AS MANY as 400 cows invaded a cemetery in Thornbury, creating mess and causing damage to numerous grave plots.

The herd found their way into Thornbury Cemetery on Friday last week after being disturbed and breaking through a fence separating the two areas.

Shocking CCTV footage shows the rampage as the cows flocked through the cemetery.

Fortunately the animals were spotted early into the jailbreak, and were being ushered back into the field within an hour.

However, they left extensive damage to the grass in their wake, caused by the animals’ hooves, which also spread muck and mud around the site.

With the wet weather over the weekend, a number of graves appear to have been sunk under the weight of the animals.

Thornbury residents Pete and Sue Turl, who had come to tend to family grave plots on Saturday, told the Gazette how horrified they were to find the level of "devasation" the herd had caused.

They said: "We come down here quite regularly and it is clear that some of the graves are recently broken, that were ok beforehand.

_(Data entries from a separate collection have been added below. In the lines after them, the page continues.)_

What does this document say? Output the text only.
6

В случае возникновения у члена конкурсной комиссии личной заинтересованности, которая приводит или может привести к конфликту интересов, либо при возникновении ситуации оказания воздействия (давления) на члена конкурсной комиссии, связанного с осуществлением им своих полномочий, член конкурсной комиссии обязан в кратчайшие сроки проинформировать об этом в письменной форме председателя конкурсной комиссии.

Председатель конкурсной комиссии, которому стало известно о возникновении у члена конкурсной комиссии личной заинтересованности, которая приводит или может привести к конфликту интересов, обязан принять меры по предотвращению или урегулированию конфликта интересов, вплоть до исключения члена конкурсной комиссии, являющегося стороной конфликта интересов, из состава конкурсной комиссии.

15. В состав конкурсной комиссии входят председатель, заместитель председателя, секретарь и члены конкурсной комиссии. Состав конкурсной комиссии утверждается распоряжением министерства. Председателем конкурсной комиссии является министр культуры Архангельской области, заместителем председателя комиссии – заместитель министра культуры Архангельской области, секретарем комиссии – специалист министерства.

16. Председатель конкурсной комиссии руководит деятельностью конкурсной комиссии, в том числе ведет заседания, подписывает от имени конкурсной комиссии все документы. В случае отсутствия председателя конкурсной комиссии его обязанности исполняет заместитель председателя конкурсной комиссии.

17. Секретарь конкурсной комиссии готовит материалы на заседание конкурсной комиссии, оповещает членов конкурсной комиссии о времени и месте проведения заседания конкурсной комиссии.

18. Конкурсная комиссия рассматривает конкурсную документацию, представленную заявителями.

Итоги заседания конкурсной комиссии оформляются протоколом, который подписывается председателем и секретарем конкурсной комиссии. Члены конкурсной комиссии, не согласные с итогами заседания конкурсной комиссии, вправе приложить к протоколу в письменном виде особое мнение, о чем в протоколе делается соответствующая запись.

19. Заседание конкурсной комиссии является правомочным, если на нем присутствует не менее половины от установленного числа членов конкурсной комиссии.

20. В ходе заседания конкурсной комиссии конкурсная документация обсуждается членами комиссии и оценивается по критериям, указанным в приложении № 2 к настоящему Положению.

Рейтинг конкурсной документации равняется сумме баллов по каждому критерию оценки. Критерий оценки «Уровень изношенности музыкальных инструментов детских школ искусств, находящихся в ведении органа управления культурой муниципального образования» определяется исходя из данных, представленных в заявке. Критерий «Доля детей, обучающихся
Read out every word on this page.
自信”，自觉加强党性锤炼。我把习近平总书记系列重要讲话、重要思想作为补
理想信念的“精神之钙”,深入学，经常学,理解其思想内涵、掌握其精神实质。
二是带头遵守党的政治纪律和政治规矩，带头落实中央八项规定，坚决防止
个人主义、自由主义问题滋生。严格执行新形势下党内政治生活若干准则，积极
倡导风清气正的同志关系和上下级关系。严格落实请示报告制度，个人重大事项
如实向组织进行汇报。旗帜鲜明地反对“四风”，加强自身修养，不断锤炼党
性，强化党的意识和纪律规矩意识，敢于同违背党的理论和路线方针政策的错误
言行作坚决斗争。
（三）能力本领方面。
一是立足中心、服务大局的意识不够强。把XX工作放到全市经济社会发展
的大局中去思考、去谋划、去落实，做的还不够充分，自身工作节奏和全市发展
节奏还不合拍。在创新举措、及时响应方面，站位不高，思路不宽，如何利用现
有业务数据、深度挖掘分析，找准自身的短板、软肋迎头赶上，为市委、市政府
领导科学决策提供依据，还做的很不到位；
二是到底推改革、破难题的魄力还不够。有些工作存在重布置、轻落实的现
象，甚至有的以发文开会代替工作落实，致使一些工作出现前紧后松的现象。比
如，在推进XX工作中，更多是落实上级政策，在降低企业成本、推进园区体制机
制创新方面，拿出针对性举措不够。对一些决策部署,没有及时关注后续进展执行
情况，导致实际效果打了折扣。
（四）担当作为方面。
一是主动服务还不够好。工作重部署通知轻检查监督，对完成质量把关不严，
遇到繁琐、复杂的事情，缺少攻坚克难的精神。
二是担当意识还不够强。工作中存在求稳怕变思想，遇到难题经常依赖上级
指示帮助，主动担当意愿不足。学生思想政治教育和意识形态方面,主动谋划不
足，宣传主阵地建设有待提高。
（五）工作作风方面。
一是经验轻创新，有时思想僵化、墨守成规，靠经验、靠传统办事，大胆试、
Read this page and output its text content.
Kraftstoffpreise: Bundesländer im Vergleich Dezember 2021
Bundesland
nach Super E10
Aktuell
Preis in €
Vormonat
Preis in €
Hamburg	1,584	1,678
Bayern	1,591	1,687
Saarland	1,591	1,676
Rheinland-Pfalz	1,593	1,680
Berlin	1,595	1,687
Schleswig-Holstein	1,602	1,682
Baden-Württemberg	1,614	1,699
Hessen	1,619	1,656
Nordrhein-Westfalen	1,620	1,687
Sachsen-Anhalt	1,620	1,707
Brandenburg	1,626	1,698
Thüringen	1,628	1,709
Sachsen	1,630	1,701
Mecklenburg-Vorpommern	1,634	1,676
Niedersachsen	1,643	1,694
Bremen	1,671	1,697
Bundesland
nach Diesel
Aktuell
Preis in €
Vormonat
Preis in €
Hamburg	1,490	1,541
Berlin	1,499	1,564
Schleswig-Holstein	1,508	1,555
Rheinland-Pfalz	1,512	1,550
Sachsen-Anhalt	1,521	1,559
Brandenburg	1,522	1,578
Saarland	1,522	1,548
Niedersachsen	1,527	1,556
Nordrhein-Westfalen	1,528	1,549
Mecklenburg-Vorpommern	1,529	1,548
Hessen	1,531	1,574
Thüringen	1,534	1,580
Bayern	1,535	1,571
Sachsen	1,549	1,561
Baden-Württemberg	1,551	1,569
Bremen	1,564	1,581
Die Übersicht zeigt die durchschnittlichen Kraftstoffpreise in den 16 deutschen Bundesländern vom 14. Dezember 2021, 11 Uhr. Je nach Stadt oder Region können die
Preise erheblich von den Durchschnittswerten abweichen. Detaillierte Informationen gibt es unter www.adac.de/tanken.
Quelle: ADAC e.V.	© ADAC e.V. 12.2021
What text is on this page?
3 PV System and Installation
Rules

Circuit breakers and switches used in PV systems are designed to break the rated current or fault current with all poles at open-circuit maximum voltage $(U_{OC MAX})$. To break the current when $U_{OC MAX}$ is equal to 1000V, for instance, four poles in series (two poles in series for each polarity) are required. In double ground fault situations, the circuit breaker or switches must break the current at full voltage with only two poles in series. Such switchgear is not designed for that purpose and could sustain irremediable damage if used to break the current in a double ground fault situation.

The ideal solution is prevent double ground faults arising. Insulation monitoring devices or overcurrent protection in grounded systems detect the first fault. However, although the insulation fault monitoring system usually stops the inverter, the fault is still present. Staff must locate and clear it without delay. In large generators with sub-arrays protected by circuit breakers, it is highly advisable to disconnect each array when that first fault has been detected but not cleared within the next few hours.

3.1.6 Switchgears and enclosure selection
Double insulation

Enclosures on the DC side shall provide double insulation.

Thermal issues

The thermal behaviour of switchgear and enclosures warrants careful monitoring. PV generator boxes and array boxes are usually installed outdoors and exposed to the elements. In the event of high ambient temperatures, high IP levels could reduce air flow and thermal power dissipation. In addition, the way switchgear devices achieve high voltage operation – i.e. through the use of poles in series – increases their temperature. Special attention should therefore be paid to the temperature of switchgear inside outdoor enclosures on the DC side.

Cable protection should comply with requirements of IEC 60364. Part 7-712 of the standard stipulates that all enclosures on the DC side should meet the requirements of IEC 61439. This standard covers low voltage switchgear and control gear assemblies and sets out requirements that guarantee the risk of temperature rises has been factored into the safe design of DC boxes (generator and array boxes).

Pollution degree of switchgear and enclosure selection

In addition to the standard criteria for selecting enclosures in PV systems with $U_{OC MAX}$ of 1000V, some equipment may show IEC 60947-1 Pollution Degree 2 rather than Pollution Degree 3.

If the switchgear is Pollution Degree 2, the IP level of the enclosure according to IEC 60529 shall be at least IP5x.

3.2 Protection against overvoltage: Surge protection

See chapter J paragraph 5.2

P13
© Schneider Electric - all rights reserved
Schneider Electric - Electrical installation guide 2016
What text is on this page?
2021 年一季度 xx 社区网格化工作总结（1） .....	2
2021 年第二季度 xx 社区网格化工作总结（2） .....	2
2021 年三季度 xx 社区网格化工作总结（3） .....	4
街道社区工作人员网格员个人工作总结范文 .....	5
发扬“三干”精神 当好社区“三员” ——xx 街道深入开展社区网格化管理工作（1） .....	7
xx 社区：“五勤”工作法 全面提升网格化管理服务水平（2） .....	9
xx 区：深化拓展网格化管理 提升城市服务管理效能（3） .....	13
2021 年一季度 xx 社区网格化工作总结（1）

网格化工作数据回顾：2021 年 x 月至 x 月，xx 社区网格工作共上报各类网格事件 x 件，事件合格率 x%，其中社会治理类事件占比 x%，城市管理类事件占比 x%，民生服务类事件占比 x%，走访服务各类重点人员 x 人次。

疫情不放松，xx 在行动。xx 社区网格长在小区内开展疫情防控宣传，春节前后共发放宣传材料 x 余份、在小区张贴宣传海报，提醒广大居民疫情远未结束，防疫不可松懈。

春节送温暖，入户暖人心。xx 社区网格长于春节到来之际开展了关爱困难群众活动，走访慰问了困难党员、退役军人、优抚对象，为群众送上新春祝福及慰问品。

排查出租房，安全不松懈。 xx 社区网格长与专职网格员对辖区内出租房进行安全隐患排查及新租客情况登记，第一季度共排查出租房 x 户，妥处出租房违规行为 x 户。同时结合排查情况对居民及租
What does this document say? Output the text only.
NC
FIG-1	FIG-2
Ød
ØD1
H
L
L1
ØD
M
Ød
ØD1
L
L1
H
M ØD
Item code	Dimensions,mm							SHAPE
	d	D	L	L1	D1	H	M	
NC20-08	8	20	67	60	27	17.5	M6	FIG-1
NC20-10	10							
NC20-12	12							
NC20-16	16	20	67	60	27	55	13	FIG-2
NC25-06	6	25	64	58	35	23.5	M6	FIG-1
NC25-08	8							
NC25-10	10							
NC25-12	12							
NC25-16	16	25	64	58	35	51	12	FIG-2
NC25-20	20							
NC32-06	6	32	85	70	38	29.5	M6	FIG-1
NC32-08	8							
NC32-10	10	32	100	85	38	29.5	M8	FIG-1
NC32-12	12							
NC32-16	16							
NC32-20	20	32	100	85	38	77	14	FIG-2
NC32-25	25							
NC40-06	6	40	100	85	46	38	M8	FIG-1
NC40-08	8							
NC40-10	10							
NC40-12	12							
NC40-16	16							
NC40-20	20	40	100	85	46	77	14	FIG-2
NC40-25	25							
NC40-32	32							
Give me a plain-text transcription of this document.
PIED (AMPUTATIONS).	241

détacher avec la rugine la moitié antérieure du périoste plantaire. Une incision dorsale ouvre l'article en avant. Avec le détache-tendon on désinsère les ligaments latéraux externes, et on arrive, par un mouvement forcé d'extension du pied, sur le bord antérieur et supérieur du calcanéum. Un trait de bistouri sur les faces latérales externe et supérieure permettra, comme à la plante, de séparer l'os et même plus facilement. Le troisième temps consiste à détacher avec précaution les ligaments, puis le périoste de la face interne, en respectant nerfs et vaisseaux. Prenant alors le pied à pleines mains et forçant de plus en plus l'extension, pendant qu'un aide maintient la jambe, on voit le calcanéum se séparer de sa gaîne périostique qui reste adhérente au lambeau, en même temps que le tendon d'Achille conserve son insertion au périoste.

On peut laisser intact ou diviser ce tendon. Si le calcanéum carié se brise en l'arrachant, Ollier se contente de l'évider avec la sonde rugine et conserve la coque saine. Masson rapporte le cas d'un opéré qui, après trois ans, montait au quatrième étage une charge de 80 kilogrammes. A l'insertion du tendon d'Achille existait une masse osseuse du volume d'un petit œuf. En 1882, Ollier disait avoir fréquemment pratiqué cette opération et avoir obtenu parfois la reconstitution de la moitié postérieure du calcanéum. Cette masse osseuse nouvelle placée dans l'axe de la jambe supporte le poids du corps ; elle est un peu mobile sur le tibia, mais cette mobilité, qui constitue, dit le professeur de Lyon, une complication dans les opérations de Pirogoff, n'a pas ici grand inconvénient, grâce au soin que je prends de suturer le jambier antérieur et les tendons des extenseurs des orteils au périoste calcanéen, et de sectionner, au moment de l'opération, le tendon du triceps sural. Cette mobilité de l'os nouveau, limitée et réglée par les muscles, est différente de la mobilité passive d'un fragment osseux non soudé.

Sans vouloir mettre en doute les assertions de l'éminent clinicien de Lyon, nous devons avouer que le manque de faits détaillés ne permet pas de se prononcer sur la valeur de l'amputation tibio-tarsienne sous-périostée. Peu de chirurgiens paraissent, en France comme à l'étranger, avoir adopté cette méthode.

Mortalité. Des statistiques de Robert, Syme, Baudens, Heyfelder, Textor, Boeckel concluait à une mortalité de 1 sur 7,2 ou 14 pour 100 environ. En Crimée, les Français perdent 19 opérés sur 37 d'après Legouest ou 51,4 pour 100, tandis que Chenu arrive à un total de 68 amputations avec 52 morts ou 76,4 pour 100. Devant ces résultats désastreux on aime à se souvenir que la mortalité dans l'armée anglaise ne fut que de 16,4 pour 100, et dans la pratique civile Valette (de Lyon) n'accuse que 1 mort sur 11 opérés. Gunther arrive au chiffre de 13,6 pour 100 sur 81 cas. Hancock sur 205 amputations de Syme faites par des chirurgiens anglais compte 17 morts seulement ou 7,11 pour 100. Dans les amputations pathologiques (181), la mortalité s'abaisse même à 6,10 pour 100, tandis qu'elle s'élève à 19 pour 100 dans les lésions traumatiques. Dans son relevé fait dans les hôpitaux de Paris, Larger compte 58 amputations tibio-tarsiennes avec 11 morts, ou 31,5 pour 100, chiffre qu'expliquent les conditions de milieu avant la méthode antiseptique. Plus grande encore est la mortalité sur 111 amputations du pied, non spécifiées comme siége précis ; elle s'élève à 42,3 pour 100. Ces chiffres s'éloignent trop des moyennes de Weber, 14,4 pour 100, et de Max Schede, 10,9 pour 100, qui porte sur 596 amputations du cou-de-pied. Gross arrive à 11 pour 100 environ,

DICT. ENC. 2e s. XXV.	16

"All the paths covered in mud, cow pats everywhere and hoof marks. It was obvious a lot of cows had been in there.

"To see the cemetery in that kind of disorder is quite upsetting because it is normally beautifully kept, it is one of the neatest you will find for many, many miles around."

A spokesman for Thornbury Town Council said that, as far as they could tell, no gravestones had been damaged, but that they had already agreed with the farmer that he would pay for the damages.

“We would like to thank the farmer for his prompt action in resolving the situation which helped to minimise the damage despite the large number of cattle," the spokesman said.

"Our grounds staff have been busy clearing up and there has only been damage to the ground and plants which will recover given time.

"As far as we can tell no permananet damage has been done to any of the graves. We would like to apologise for any inconvenience or upset that this incident has caused and if anyone has any concerns about this incident, then we would ask you to get in touch with us.”

The herd has since been moved from the field, with work to remove the mess having begun by council staff.

The Gazette is awaiting a comment from the farmer.